I’ve been calling this “loopholes you can drive an ice cream truck through”. From the “Dirty Plate Club” blog post:

Overloading your plate is what I call a loophole you can drive an ice cream truck through. Namely, yes, it’s a way you could utterly defeat the point of the system, but you won’t do that because you want the system to work. The original example of such a loophole was from the first incarnation of the Beeminder commitment contract, back when we thought we needed an elaborate, literal commitment contract. We suggested that, to avoid fuzziness around the definition of “going to the gym”, you could simply beemind touching the door of your gym’s building. If you were legimately injured or something and shouldn’t exercise, the loophole would be there for the taking. But otherwise you’d never be so lazy that you’d actually get yourself all the way to the door of the gym and then not go in. Maybe some people would be that lazy, but that’s the point: You know yourself at least to some extent. Would you overload your plate so you could join the Dirty Plate Club while still stuffing yourself? I’m pretty sure you’re more likely to fall off the wagon on the food wasting part than you are to do that.


#24

My experience is different. I am a data weasel. I have an exercise goal that I have been following forever on beeminder. If I have the flu I will just add a data point for that day “flu”
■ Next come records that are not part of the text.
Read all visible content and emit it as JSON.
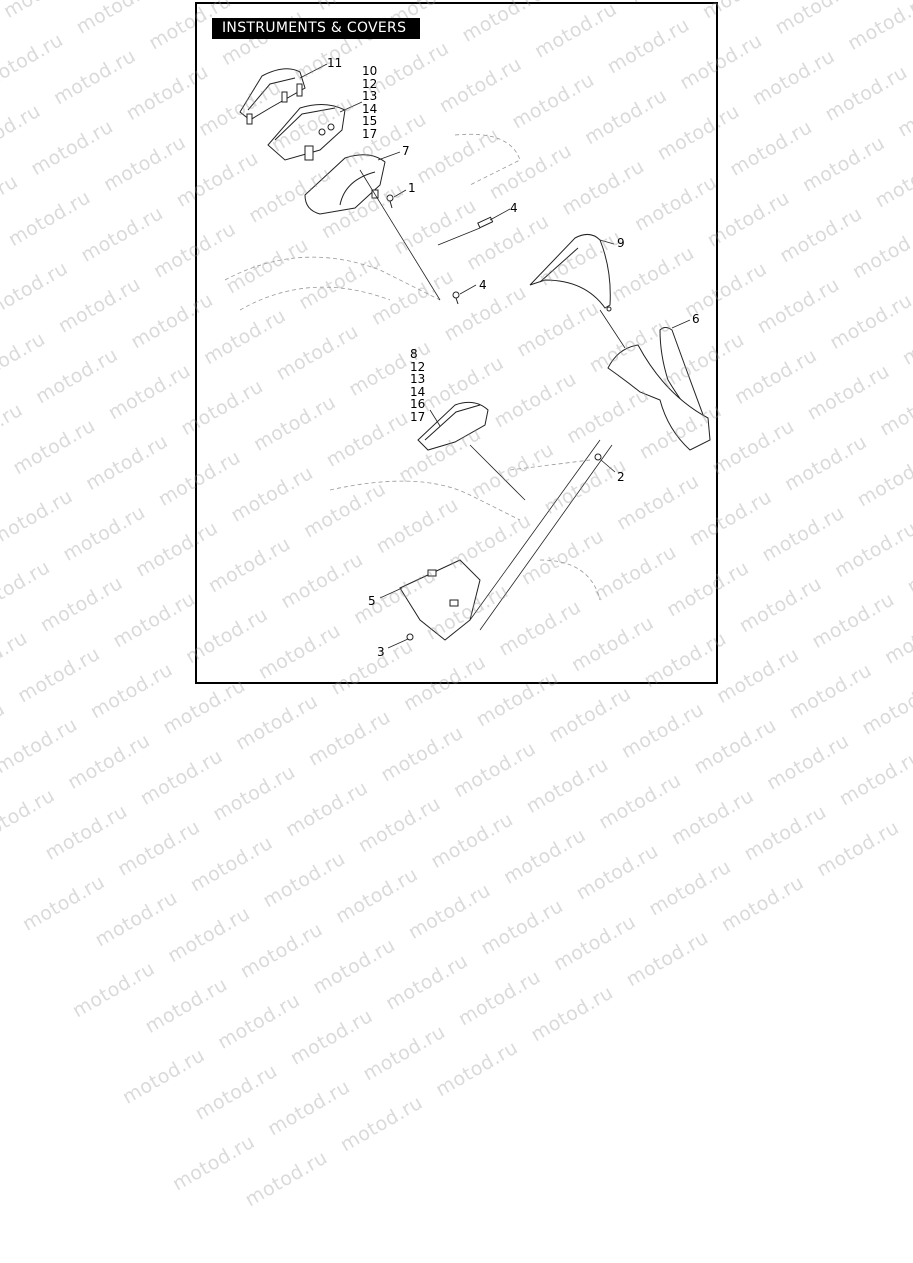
{
  "title": "INSTRUMENTS & COVERS",
  "watermark_text": "motod.ru",
  "colors": {
    "title_bg": "#000000",
    "title_fg": "#ffffff",
    "frame": "#000000",
    "watermark": "#969696"
  },
  "callouts": {
    "c11": "11",
    "stack_top": [
      "10",
      "12",
      "13",
      "14",
      "15",
      "17"
    ],
    "c7": "7",
    "c1": "1",
    "c4_upper": "4",
    "c4_lower": "4",
    "c9": "9",
    "c6": "6",
    "stack_lower": [
      "8",
      "12",
      "13",
      "14",
      "16",
      "17"
    ],
    "c2": "2",
    "c5": "5",
    "c3": "3"
  }
}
I made a commitment to myself when I started saying “Cross my heart and hope to die, I will never put in a fake data point into beeminder.”

I am fairly lax otherwise. One exercise on a normal day I will do 108 reps. However, if I am rushed I may only do 24 reps. That is ok with me, that counts as a data point. If I forgot to change the slope one week before I am on vacation, I just add a data point vacation when I am on vacation

But if I could have exercised, and did not. I will never put in a data point.

Works for me :man_shrugging:


#25

Hahaha! :smile: :lollipop: Love this.


#26

That had never occurred to me. I love it!